The short to medium term goal of the Walker programme is a reduction or remission in the presenting symptoms. The longer term goal is to achieve a level of independent functioning in the young person that is consistent with their mental age. Coexisting physical conditions requiring medical monitoring or support are managed through consultation with the relevant subspecialty unit of the adjacent general hospital, or in some instances with the nearest paediatric hospital. All young people are discharged to stable accommodation, but in some cases not to the care of their families. All young people have an established educational or vocational pathway on discharge, although this may not be a return to the previous school of enrolment. The experience of the unit has been that young people who have a mental illness severe enough to require intensive longer stay inpatient treatment typically need the support of a special needs school or program.

The Walker Unit endeavours to tailor its programme to meet the particular needs of the young person. In the early phases of an admission, most young people reside in the unit seven days a week. As the admission progresses, patients are granted increasing amounts of leave off the ward including overnight leave, used as part of re-integration to home and education. Although length of stay varies, in the period 2015 to 2020, goals were achieved within six months for 64% of patients. Admissions extended beyond a year for 6% of patients owing to exceptional circumstances. Long admissions were avoided where possible because of the risk of institutionalization and disengagement with resources in the community.

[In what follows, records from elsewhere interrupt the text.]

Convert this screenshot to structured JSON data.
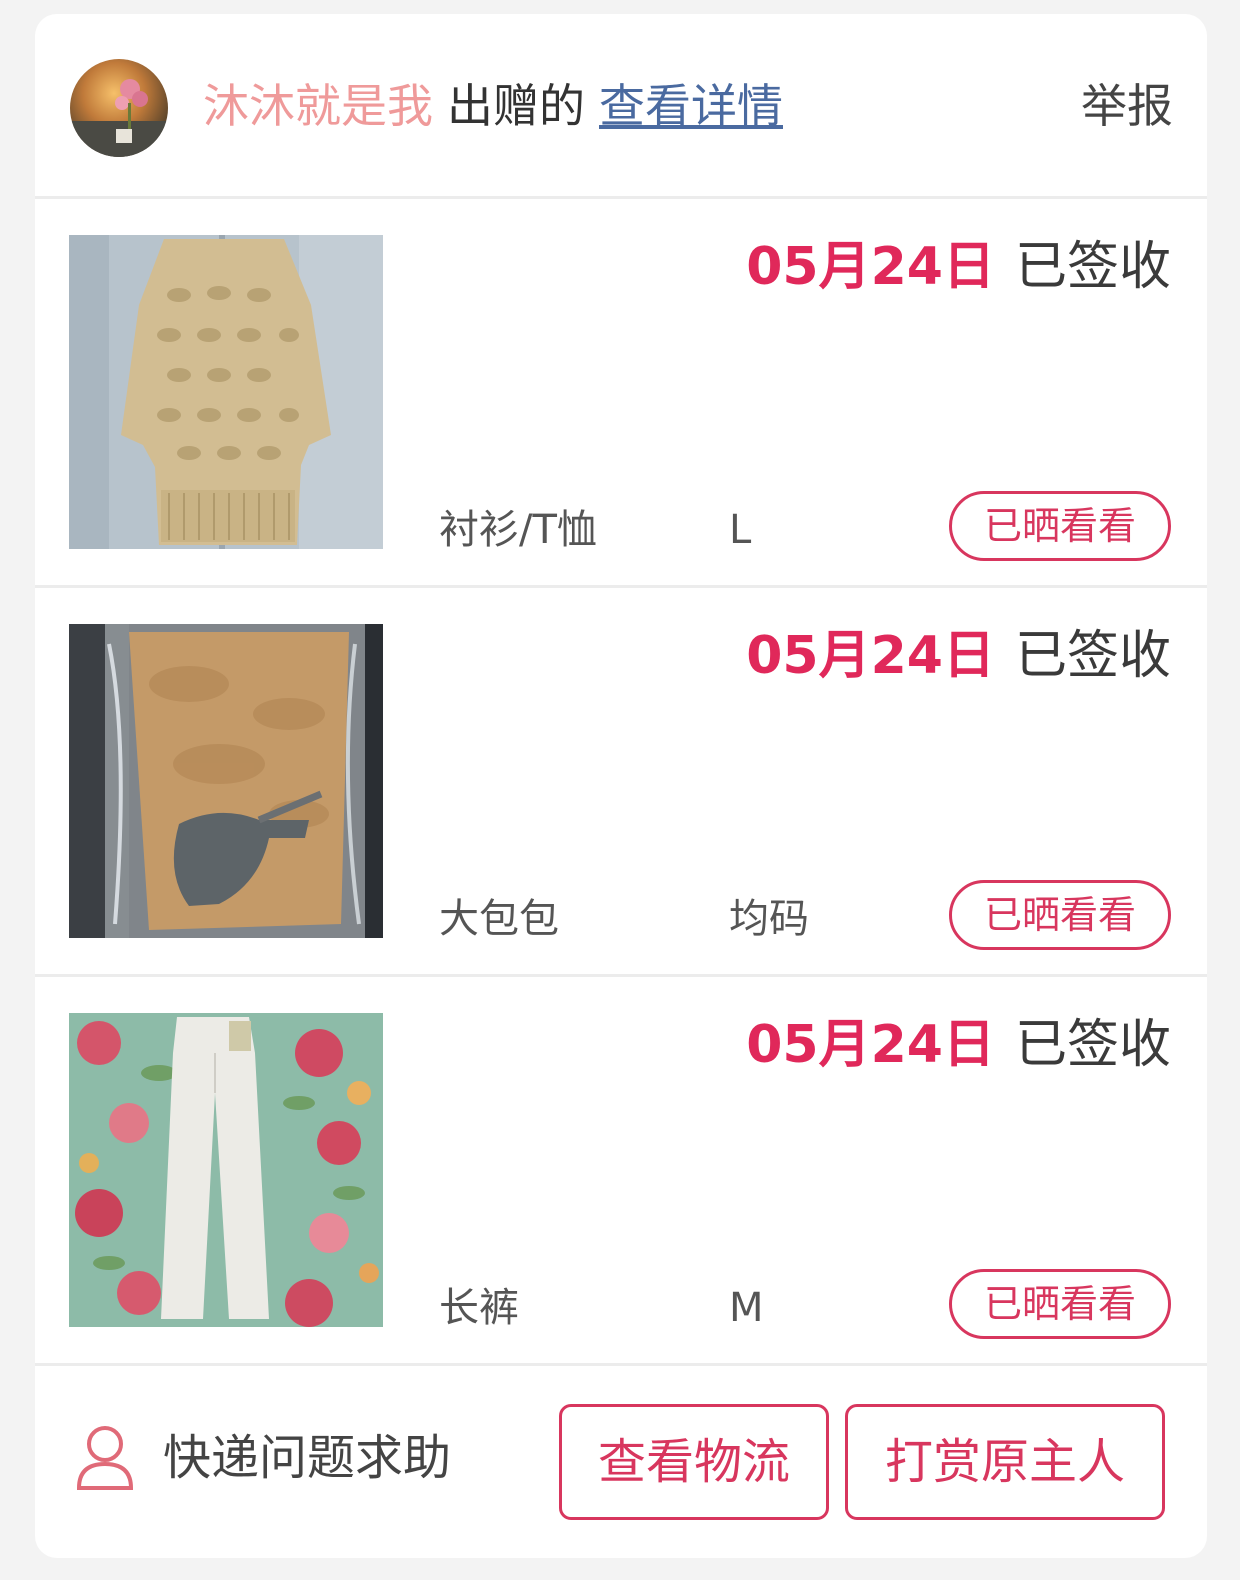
{
  "header": {
    "username": "沐沐就是我",
    "verb": "出赠的",
    "detail_link": "查看详情",
    "report": "举报"
  },
  "items": [
    {
      "date": "05月24日",
      "status": "已签收",
      "category": "衬衫/T恤",
      "size": "L",
      "button": "已晒看看",
      "image": "beige-knit-sweater"
    },
    {
      "date": "05月24日",
      "status": "已签收",
      "category": "大包包",
      "size": "均码",
      "button": "已晒看看",
      "image": "packaged-bag"
    },
    {
      "date": "05月24日",
      "status": "已签收",
      "category": "长裤",
      "size": "M",
      "button": "已晒看看",
      "image": "white-pants-on-floral-fabric"
    }
  ],
  "footer": {
    "help_icon": "person-icon",
    "help_text": "快递问题求助",
    "logistics_button": "查看物流",
    "tip_button": "打赏原主人"
  },
  "colors": {
    "accent": "#e0285a",
    "username": "#ef9a9a",
    "link": "#4a6aa0"
  }
}
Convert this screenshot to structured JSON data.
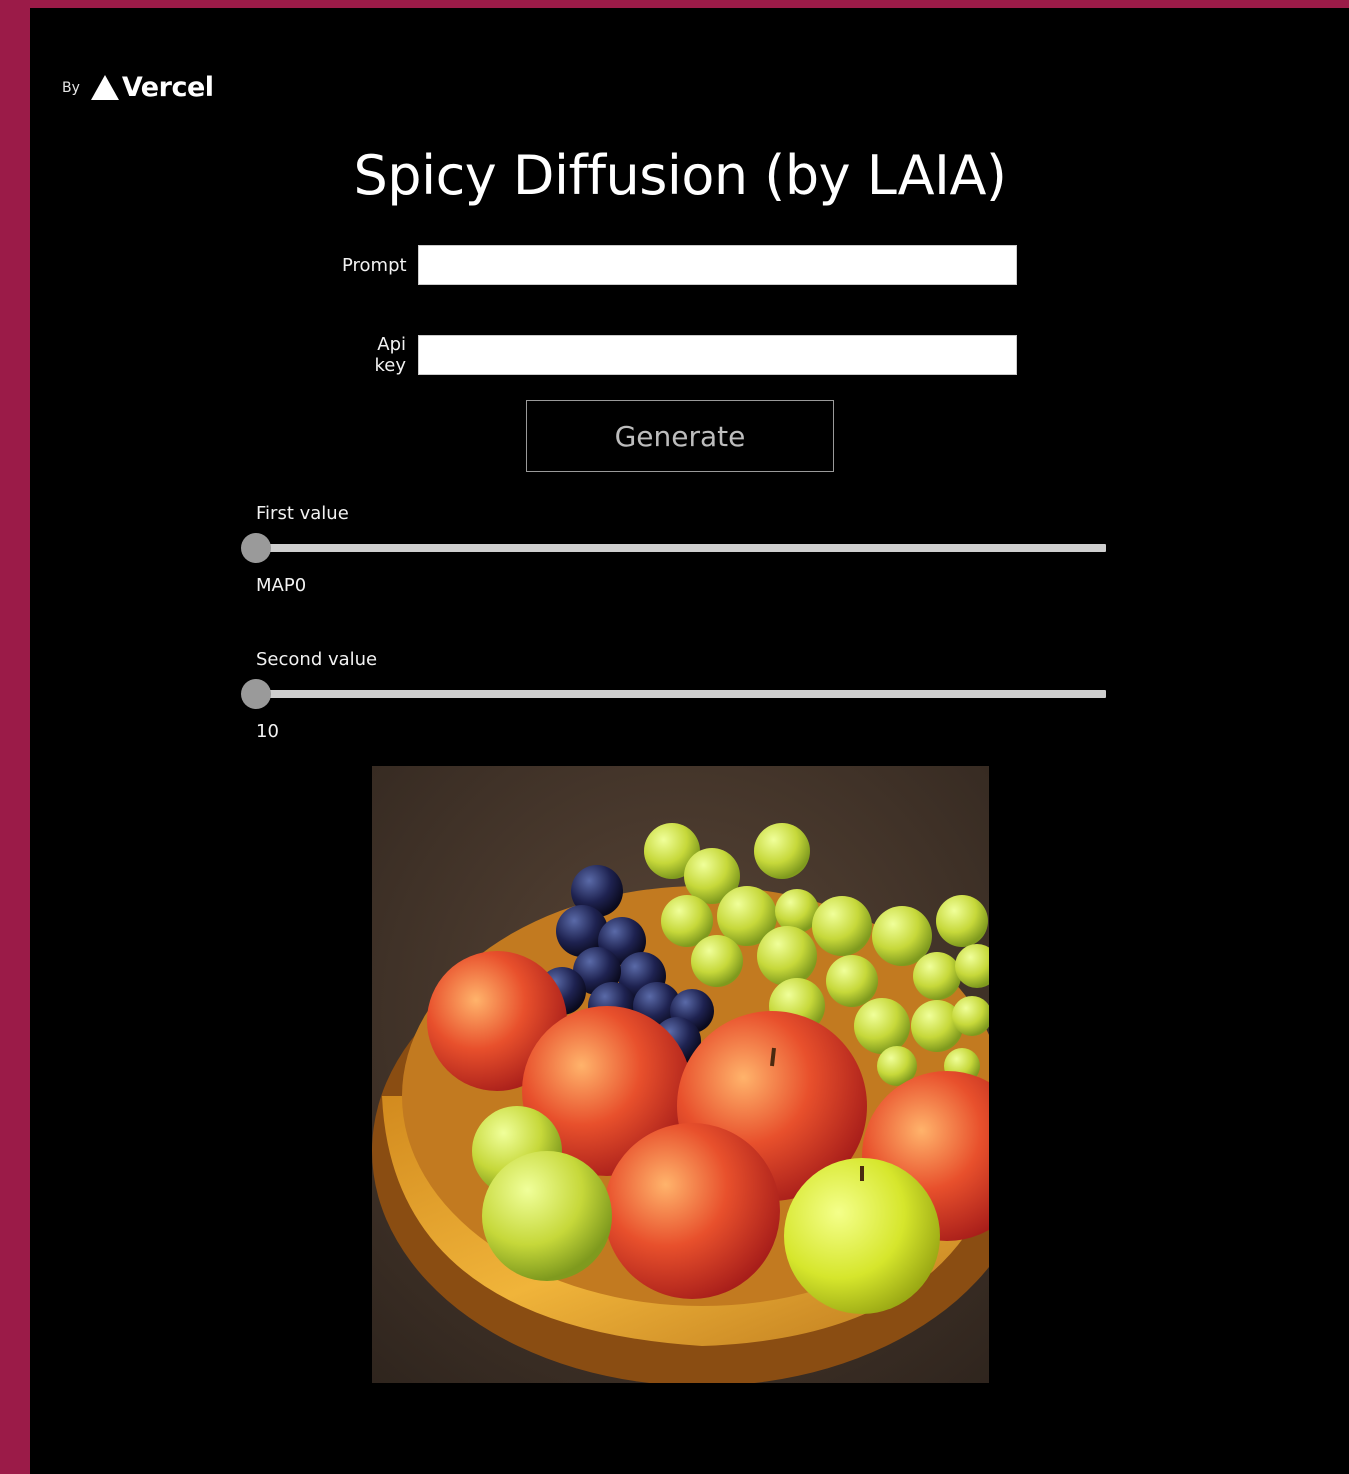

In the chapters that follow, we will examine the physical environment of the unit, and the adaptations that have been made to ensure its functionality. We will consider the therapeutic milieu and the role played by multidisciplinary team members individually and collectively in its maintenance. We will describe clinical processes such as admission and discharge planning, formulation and case review. We will consider the specific roles of professionals including nurses, teachers, psychotherapists, psychologists, social workers, art therapists, music therapists, speech therapists, occupational therapists, dieticians, pharmacists and medical staff. We will describe the suite of therapies offered to patients. We will describe the steps taken to maintain and enhance the physical wellbeing of patients, including the optimization of pharmacotherapy. We will describe how the unit operates within the framework of the Mental Health Act. We will consider training and education. Finally, we will describe how the unit responded to challenges caused by the COVID-19 pandemic.